SlothBot has so far operated in a network of cables on the Georgia Tech campus. Next, a new 3D-printed shell – that makes the robot look more like a sloth – will protect the motors, gears, actuators, cameras, computer and other components from the rain and wind. That will set the stage for longer-term studies in the tree canopy at the Atlanta Botanical Garden, where Egerstedt hopes visitors will see a SlothBot monitoring conditions as early as this fall.

The name SlothBot is not a coincidence.

“The life of a sloth is pretty slow-moving and there’s not a lot of excitement on a day-to-day level,” said Jonathan Pauli, an associate professor in the Department of Forest & Wildlife Ecology at the University of Wisconsin-Madison, who has consulted with the Georgia Tech team on the project. “The nice thing about a very slow life history is that you don’t really need a lot of energy input.

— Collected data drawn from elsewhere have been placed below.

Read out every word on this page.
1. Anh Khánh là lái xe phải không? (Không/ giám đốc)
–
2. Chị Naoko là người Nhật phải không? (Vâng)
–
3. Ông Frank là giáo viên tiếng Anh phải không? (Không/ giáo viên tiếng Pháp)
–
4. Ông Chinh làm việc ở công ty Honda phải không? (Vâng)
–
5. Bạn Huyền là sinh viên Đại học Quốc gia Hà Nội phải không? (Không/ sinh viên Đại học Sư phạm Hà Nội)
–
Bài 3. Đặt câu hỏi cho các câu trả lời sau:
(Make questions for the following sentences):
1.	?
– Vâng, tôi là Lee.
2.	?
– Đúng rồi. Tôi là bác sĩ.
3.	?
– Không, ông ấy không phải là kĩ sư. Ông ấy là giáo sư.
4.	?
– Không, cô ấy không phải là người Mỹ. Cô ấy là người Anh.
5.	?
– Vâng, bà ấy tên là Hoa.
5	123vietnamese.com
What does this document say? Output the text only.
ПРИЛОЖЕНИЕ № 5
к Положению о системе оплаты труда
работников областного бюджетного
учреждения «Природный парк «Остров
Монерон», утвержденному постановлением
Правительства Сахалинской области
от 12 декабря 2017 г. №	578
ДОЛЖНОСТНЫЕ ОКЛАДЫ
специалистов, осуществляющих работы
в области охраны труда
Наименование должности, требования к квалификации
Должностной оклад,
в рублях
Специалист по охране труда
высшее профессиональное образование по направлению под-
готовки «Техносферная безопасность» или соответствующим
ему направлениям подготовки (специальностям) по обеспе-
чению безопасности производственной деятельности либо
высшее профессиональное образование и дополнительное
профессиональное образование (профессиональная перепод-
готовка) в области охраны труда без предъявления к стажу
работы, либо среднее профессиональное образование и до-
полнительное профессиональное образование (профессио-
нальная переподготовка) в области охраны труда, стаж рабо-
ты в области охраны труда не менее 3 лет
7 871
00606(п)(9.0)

You can have a long duration and persistence in a limited area with very little energy inputs over a long period of time.”

That’s exactly what the researchers expect from SlothBot, whose development has been funded by the U.S. Office of Naval Research. The researchers also hope to test SlothBot in a cacao plantation in Costa Rica that is already home to real sloths. “The cables used to move cacao have become a sloth superhighway because the animals find them useful to move around,” Egerstedt said. “If all goes well, we will deploy SlothBots along the cables to monitor the sloths.”

Egerstedt is known for algorithms that drive swarms of small wheeled or flying robots. But during a visit to Costa Rica, he became interested in sloths and began developing what he calls “a theory of slowness” together with Professor Ron Arkin in Georgia Tech’s School of Interactive Computing. The theory leverages the benefits of energy efficiency.

“If you are doing things like environmental monitoring, you want to be out in the forest for months,” Egerstedt said. “That changes the way you think about control systems at a high level.”

Flying robots are already used for environmental monitoring, but their high energy needs mean they cannot linger for long. Wheeled robots can get by with less energy, but they can get stuck in mud or be hampered by tree roots, and cannot get a big picture view from the ground.

“The thing that costs energy more than anything else is movement,” Egerstedt said. “Moving is much more expensive than sensing or thinking. For environmental robots, you should only move when you absolutely have to. We had to think about what that would be like.”

This research was sponsored by the U.S. Office of Naval Research through Grant N00014-15-2115.